XL2CL
5.107.1
5/28/2026

During the Records Test, Chain Test, one customer experienced an 0x800004FF task error, which indicates something is using up all of the CPU time.

The Error occured durring the Pass 2 test that verifies each of the record chains are valid. This test has code that checks the last time the test gave up time for other tasks to run but there was a change made to minimize the use of Rts_Sync_Acknowledge. This may be partially to blame for the Task Error.

The original test called Sync Wait every 15 seconds on a 30msec Sync Acknowledge. It did this after sending a message to the Peg Task to update the progress bar.

I have several concerns. Waiting 15 seconds to give up time is a significant amount of time to wait. In addition, at the time of the software edit, the sleep time was changed from a theoretical 30msec to 10msec. 10msec may not be a long enough time for the Peg Task to update the progress bar and anything else it needs to update after 15 seconds, to then be able to give up time for the lower priority tasks to run.

Two changes have been made.
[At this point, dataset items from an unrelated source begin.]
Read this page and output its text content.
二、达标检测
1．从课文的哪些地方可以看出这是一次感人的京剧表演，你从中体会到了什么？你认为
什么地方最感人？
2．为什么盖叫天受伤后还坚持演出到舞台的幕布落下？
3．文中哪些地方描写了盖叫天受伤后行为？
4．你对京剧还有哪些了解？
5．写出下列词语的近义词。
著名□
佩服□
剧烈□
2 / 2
The time between sleeps has been changed to 5 seconds and the sleep time has been returned to the 30msec time that was originaly used for the Sync Acknowledge. If the original change caused the task error under extream conditions these two changes should prevent it from happening again or at least making it much less likely.

There is a chance that this customer still has another issue that created the extream test conditions but at least the Task error should be gone or at least less likely.
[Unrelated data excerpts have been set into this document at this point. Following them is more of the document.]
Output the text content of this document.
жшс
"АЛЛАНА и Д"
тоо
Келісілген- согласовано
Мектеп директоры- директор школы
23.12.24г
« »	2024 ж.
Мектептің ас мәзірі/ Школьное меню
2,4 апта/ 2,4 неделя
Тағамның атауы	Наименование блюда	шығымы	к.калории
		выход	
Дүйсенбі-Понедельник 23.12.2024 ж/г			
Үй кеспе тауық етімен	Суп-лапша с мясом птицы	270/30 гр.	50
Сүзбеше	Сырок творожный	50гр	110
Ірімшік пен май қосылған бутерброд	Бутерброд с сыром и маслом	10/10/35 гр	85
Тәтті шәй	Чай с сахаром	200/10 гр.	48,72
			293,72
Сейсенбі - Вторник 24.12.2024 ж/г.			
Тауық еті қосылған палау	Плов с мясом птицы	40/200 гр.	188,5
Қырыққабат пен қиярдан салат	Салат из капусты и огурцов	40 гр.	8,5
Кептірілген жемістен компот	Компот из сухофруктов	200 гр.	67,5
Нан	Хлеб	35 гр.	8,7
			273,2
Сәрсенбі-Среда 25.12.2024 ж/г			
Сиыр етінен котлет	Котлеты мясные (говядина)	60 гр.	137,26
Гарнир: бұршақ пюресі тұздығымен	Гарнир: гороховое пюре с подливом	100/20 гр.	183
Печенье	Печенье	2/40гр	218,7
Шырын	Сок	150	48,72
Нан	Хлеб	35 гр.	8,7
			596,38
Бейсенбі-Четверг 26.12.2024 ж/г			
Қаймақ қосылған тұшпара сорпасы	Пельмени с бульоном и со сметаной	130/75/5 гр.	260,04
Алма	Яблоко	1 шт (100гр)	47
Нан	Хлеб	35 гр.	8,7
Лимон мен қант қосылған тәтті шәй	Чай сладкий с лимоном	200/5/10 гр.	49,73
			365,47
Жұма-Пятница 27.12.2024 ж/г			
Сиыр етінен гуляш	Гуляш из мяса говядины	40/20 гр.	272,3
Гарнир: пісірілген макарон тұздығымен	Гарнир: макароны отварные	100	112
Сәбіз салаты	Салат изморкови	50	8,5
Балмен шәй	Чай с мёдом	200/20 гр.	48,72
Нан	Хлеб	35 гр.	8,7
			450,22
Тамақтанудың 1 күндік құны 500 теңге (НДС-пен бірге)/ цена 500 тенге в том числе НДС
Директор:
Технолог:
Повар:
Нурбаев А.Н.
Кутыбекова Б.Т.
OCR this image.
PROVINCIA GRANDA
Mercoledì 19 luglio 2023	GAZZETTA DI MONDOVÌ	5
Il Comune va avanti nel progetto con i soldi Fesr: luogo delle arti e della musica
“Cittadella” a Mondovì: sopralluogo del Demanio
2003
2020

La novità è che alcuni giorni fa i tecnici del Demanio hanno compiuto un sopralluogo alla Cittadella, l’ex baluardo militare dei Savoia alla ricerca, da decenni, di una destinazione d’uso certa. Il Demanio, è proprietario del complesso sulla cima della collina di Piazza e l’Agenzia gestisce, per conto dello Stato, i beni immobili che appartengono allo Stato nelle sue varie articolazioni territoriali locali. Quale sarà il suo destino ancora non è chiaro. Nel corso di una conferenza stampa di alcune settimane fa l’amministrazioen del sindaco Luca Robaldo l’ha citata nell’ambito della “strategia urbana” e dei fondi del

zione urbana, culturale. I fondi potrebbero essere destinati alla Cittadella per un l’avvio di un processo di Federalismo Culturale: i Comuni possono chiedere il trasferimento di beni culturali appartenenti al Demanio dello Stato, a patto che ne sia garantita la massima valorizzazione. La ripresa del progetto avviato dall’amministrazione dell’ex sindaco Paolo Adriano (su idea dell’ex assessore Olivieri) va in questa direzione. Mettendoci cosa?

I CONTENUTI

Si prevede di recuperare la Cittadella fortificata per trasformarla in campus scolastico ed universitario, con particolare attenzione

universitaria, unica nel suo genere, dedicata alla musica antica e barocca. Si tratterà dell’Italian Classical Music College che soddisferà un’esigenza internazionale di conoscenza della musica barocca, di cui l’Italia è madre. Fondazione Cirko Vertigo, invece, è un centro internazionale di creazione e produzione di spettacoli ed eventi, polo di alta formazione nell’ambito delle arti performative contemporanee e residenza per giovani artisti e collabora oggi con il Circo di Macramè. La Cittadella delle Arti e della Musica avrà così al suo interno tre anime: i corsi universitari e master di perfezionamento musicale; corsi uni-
This task error happens if the resulting string of a Rts_Add_Hex_String exeeds 255 bytes, which is never supposed to happen. The only place this function is used is when adding the CRC to an Eclipse message response.

When investigating this error, I found that the response is tested a short time prior to this call and if it were anywhere close to causing this error, it was already being truncated. Something like an Interrupt would have to be modifying the response while we are building it.

We decided to double buffer the response from the buffer that is used by the RS485 interrupt to ensure that it is not the culpret.

In addition, just prior to calling the Rts_Add_Hex_String function we test again, just to be sure. If we find that it has been modified, we abandon the response to avoid generating the task error or sending a corrupted response.